Our knowledge of human history comprises a truly vast data set, much of it in the form of chronological narratives written by humanist scholars and difficult to deal with in quantitative ways. The last 20 years has seen the emergence of a new discipline called Big History, invented by the Australian historian, David Christian, which aims to unify all knowledge of the past into a single field of study. Big History invites humanistic scholars and historical scientists from fields like geology, paleontology, evolutionary biology, astronomy, and cosmology to work together in developing the broadest possible view of the past. Incorporating everything we know about the past into Big History greatly increases the amount of data to be dealt with.

Big History is proving to be an excellent framework for designing undergraduate synthesis courses that attract outstanding students. A serious problem in teaching such courses is conveying the vast stretches of time from the Big Bang, 13.7 billion years ago to the present, and clarifying the wildly different time scales of cosmic history, Earth and life history, human prehistory, and human history. We present “ChronoZoom,” a computer-graphical approach to dealing with this problem of visualizing and understanding time scales, and presenting vast quantities of historical information in a useful way. ChronoZoom (http://ChronoZoomTimeScale.org) is a collaborative effort of the Department of Earth and Planetary Science at UC Berkeley, Microsoft Research, and originally Microsoft Live Labs.

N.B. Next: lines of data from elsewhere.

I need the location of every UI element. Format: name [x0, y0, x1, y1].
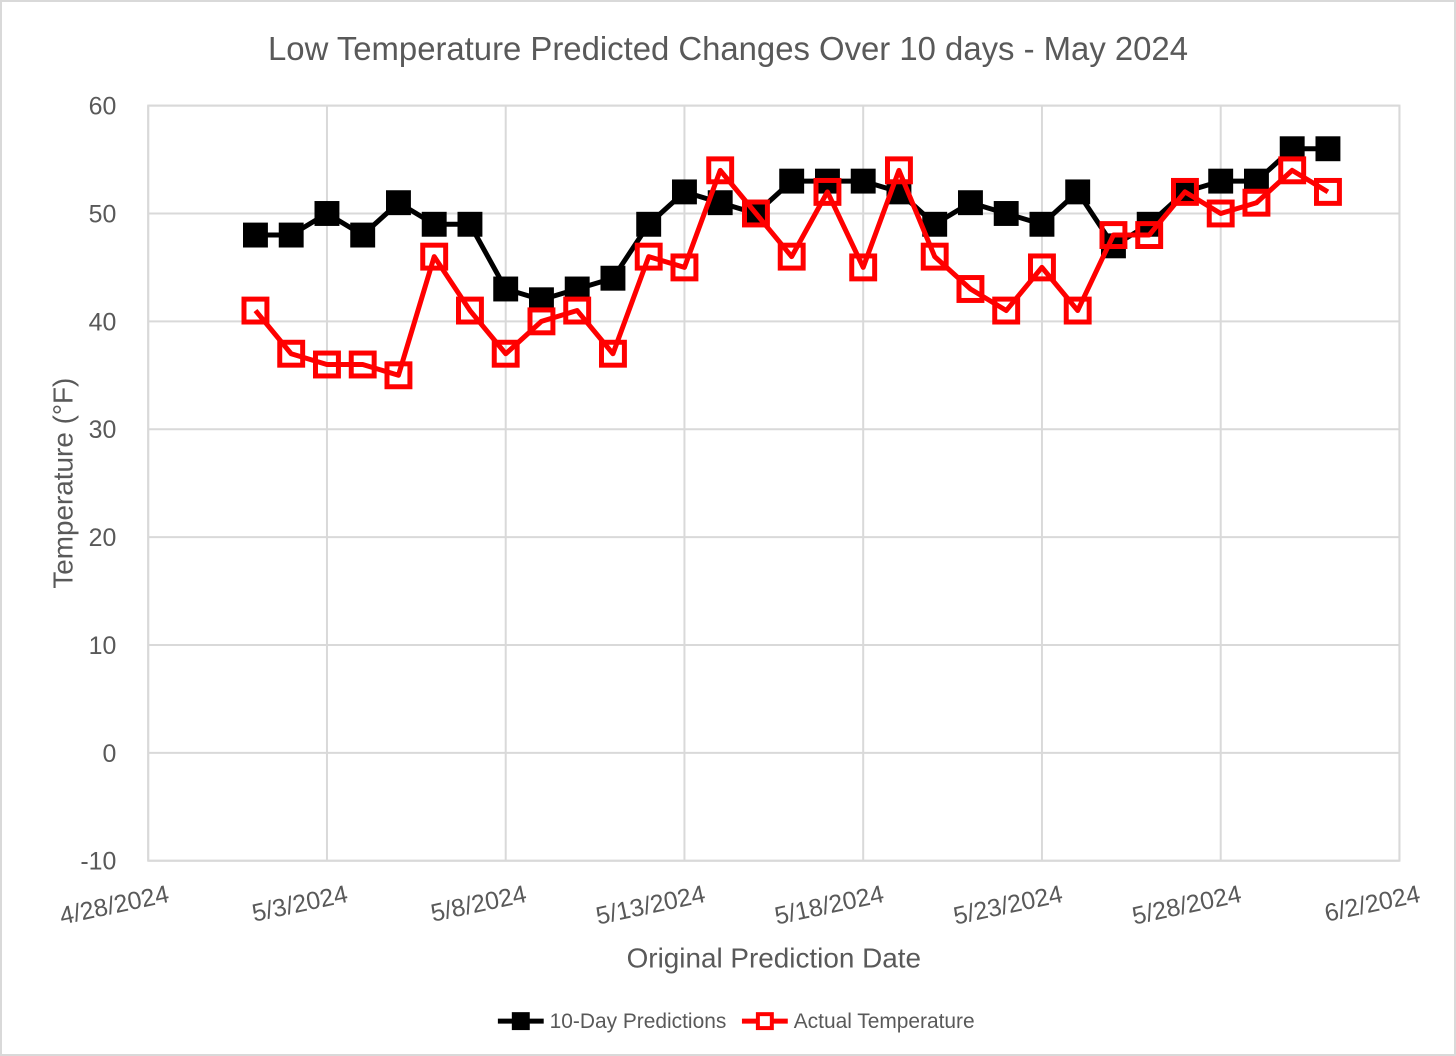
data-point-open-square — [920, 242, 949, 271]
data-point-open-square — [313, 350, 341, 379]
data-point-open-square — [1099, 221, 1128, 250]
data-point-filled-square — [779, 168, 805, 194]
plot-area: 60 50 40 30 20 10 0 -10 4/28/2024 5/3/2024 5/8/202… — [57, 93, 1423, 931]
data-point-open-square — [491, 339, 520, 368]
data-point-open-square — [706, 156, 735, 185]
y-axis-title: Temperature (°F) — [47, 378, 78, 589]
data-point-filled-square — [1315, 136, 1341, 162]
data-point-filled-square — [421, 211, 447, 237]
series-line-open-square — [253, 167, 1330, 378]
data-point-open-square — [1314, 177, 1342, 206]
data-point-open-square — [1063, 296, 1092, 325]
y-axis-tick-label: 20 — [89, 524, 117, 552]
data-point-filled-square — [957, 190, 983, 216]
legend-item-predictions: 10-Day Predictions — [497, 1010, 727, 1033]
data-point-open-square — [885, 156, 913, 185]
data-point-filled-square — [386, 190, 411, 216]
x-axis-tick-label: 5/28/2024 — [1130, 880, 1244, 930]
legend-marker-open-square — [755, 1012, 774, 1031]
x-axis-tick-label: 4/28/2024 — [57, 880, 171, 930]
data-point-open-square — [277, 339, 306, 368]
data-point-open-square — [1171, 177, 1199, 206]
x-axis-tick-label: 5/8/2024 — [428, 880, 529, 928]
data-point-open-square — [1242, 188, 1271, 217]
plot-border — [147, 104, 1401, 862]
data-point-open-square — [384, 361, 413, 390]
data-point-filled-square — [1208, 168, 1234, 194]
chart-title: Low Temperature Predicted Changes Over 1… — [268, 30, 1188, 67]
x-axis-tick-label: 5/13/2024 — [593, 880, 707, 930]
data-point-filled-square — [600, 265, 626, 291]
data-point-filled-square — [457, 211, 483, 237]
data-point-open-square — [456, 296, 484, 325]
legend-item-actual: Actual Temperature — [741, 1010, 975, 1033]
data-point-filled-square — [1065, 179, 1091, 205]
data-point-filled-square — [1029, 211, 1055, 237]
data-point-open-square — [634, 242, 663, 271]
x-axis-title: Original Prediction Date — [627, 942, 921, 973]
legend-label-predictions: 10-Day Predictions — [550, 1010, 727, 1033]
data-point-open-square — [742, 199, 770, 228]
y-axis-tick-label: 30 — [89, 416, 117, 444]
legend-marker-filled-square — [511, 1012, 530, 1031]
data-point-open-square — [563, 296, 592, 325]
data-point-open-square — [1028, 253, 1056, 282]
data-point-filled-square — [993, 201, 1019, 226]
y-axis-tick-label: 60 — [89, 93, 117, 121]
y-axis-tick-label: 40 — [89, 308, 117, 336]
x-axis-tick-label: 6/2/2024 — [1322, 880, 1423, 928]
y-axis-tick-label: -10 — [80, 848, 116, 876]
data-point-open-square — [1206, 199, 1235, 228]
data-point-open-square — [1278, 156, 1307, 185]
data-point-open-square — [1135, 221, 1164, 250]
data-point-open-square — [527, 307, 556, 336]
data-point-filled-square — [850, 168, 876, 194]
x-axis-tick-label: 5/3/2024 — [250, 880, 351, 928]
data-point-filled-square — [493, 276, 519, 302]
x-axis-tick-label: 5/23/2024 — [951, 880, 1065, 930]
data-point-open-square — [420, 242, 449, 271]
data-point-filled-square — [314, 201, 340, 226]
data-point-filled-square — [278, 222, 304, 248]
legend-label-actual: Actual Temperature — [794, 1010, 975, 1033]
data-point-open-square — [670, 253, 699, 282]
legend: 10-Day Predictions Actual Temperature — [497, 1010, 975, 1033]
x-axis-tick-label: 5/18/2024 — [772, 880, 886, 930]
data-point-open-square — [348, 350, 377, 379]
data-point-open-square — [992, 296, 1021, 325]
data-point-open-square — [849, 253, 878, 282]
y-axis-tick-label: 50 — [89, 200, 117, 228]
data-point-filled-square — [350, 222, 376, 248]
data-point-filled-square — [243, 222, 268, 248]
y-axis-tick-label: 0 — [102, 740, 116, 768]
data-point-open-square — [599, 339, 627, 368]
data-point-open-square — [956, 275, 985, 303]
data-point-open-square — [241, 296, 270, 325]
data-point-filled-square — [636, 211, 662, 237]
data-point-filled-square — [671, 179, 697, 205]
data-point-open-square — [813, 177, 842, 206]
y-axis-tick-label: 10 — [89, 632, 117, 660]
data-point-open-square — [777, 242, 806, 271]
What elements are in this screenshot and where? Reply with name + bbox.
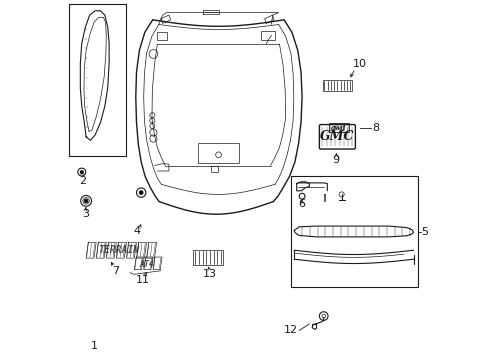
Bar <box>69 4 126 156</box>
Bar <box>322 80 351 91</box>
Text: 8: 8 <box>372 123 379 133</box>
Circle shape <box>84 199 88 203</box>
Bar <box>291 176 417 287</box>
Text: awd: awd <box>330 124 346 132</box>
Text: AT4: AT4 <box>140 260 155 269</box>
Text: 7: 7 <box>112 266 119 276</box>
Text: 2: 2 <box>79 176 86 186</box>
Circle shape <box>80 171 83 174</box>
Text: 10: 10 <box>352 59 366 69</box>
Text: GMC: GMC <box>320 130 354 143</box>
Text: 4: 4 <box>133 226 140 236</box>
Text: TERRAIN: TERRAIN <box>98 245 139 255</box>
Text: 1: 1 <box>90 341 97 351</box>
Bar <box>211 166 218 172</box>
Text: 9: 9 <box>332 155 339 165</box>
Bar <box>193 250 223 265</box>
Text: 6: 6 <box>298 199 305 210</box>
Circle shape <box>139 191 142 194</box>
Bar <box>197 143 239 163</box>
Text: 12: 12 <box>283 325 297 336</box>
Text: 13: 13 <box>203 269 217 279</box>
Bar <box>157 32 167 40</box>
Text: 11: 11 <box>136 275 150 285</box>
Bar <box>260 31 275 40</box>
Text: 3: 3 <box>81 209 89 219</box>
Text: 5: 5 <box>420 227 427 237</box>
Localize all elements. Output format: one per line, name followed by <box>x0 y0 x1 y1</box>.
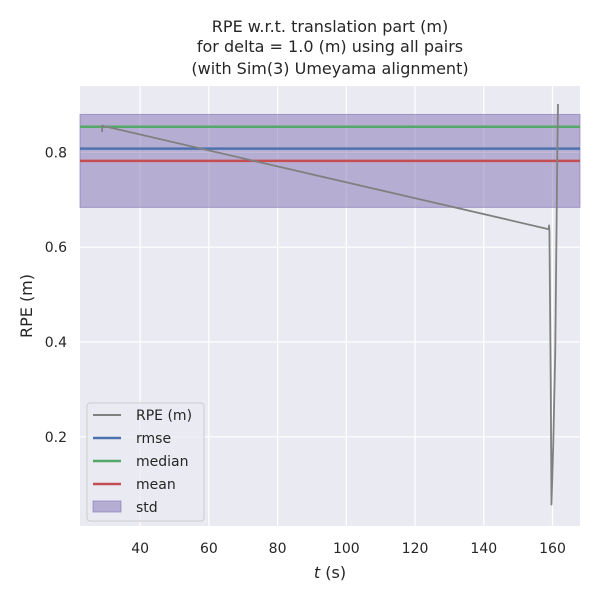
x-tick-label: 100 <box>333 541 360 557</box>
y-tick-label: 0.4 <box>45 335 67 351</box>
x-axis-label-unit: (s) <box>320 563 346 582</box>
y-tick-label: 0.6 <box>45 240 67 256</box>
x-tick-label: 160 <box>539 541 566 557</box>
y-axis-label: RPE (m) <box>17 274 36 338</box>
y-tick-label: 0.2 <box>45 430 67 446</box>
legend-marker-std <box>92 500 122 513</box>
rpe-series-line <box>101 104 559 506</box>
chart-title-line-1: RPE w.r.t. translation part (m) <box>212 17 448 36</box>
legend-label-rpe: RPE (m) <box>136 408 192 424</box>
legend: RPE (m) rmse median mean std <box>86 402 205 522</box>
x-tick-label: 80 <box>269 541 287 557</box>
x-axis-label: t (s) <box>314 563 346 582</box>
x-tick-label: 60 <box>200 541 218 557</box>
y-tick-label: 0.8 <box>45 145 67 161</box>
series-layer <box>101 104 559 506</box>
x-axis-label-var: t <box>314 563 321 582</box>
legend-box <box>86 402 205 522</box>
legend-label-median: median <box>136 454 188 470</box>
x-tick-label: 120 <box>402 541 429 557</box>
x-tick-label: 40 <box>131 541 149 557</box>
legend-label-mean: mean <box>136 477 176 493</box>
legend-label-std: std <box>136 500 158 516</box>
chart-title-line-2: for delta = 1.0 (m) using all pairs <box>197 37 463 56</box>
y-tick-labels: 0.2 0.4 0.6 0.8 <box>45 145 67 445</box>
chart-title-line-3: (with Sim(3) Umeyama alignment) <box>191 59 468 78</box>
stat-lines-layer <box>80 125 580 163</box>
legend-label-rmse: rmse <box>136 431 171 447</box>
x-tick-labels: 40 60 80 100 120 140 160 <box>131 541 566 557</box>
x-tick-label: 140 <box>470 541 497 557</box>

Our first conception of ChronoZoom was that it should dramatically convey the scales of history, and the first version does in fact do that. To display the scales of history from a single day to the age of the Universe requires the ability to zoom smoothly by a factor of ~10^13, and doing this with raster graphics was a remarkable achievement of the team at Live Labs. The immense zoom range also allows us to embed virtually limitless amounts of text and graphical information.

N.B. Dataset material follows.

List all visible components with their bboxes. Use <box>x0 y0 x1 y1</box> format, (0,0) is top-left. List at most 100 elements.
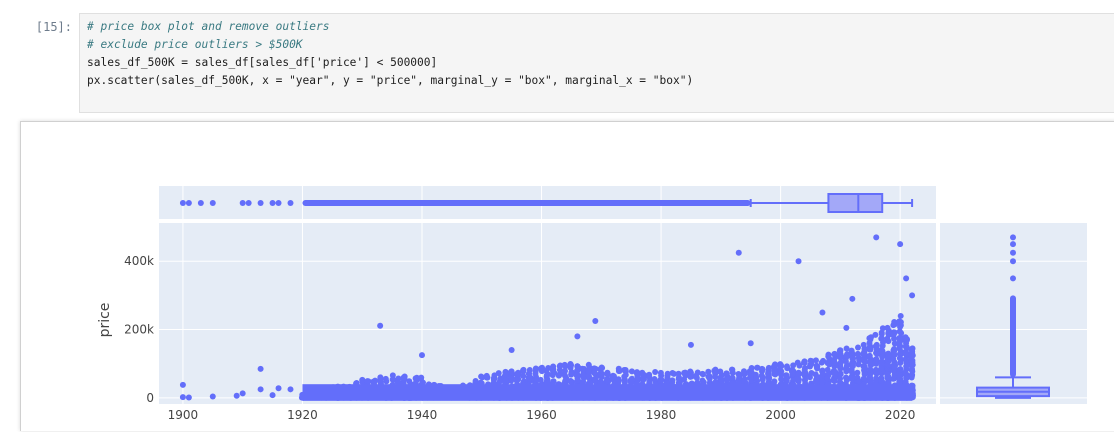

We are now in the phase of designing the next iteration of ChronoZoom in collaboration with Microsoft Research. One goal will be to have ChronoZoom be useful to students beginning or deepening their study of history. We therefore show a very preliminary version of a ChronoZoom presentation of the human history of Italy designed for students, featuring (1) a hierarchical periodization of Italian history, (2) embedded graphics, and (3) an example of an embedded technical article. This kind of presentation should make it possible for students to browse history, rather than digging it out, bit by bit.

At a different academic level, ChronoZoom should allow scholars and scientists to bring together graphically a wide range of data sets from many different disciplines, to search for connections and causal relationships. As an example of this kind of approach, from geology and paleontology, we are inspired by TimeScale Creator.

ChronoZoom, by letting us move effortlessly through this enormous wilderness of time, getting used to the differences in scale, should help to break down the time-scale barriers to communication between scholars.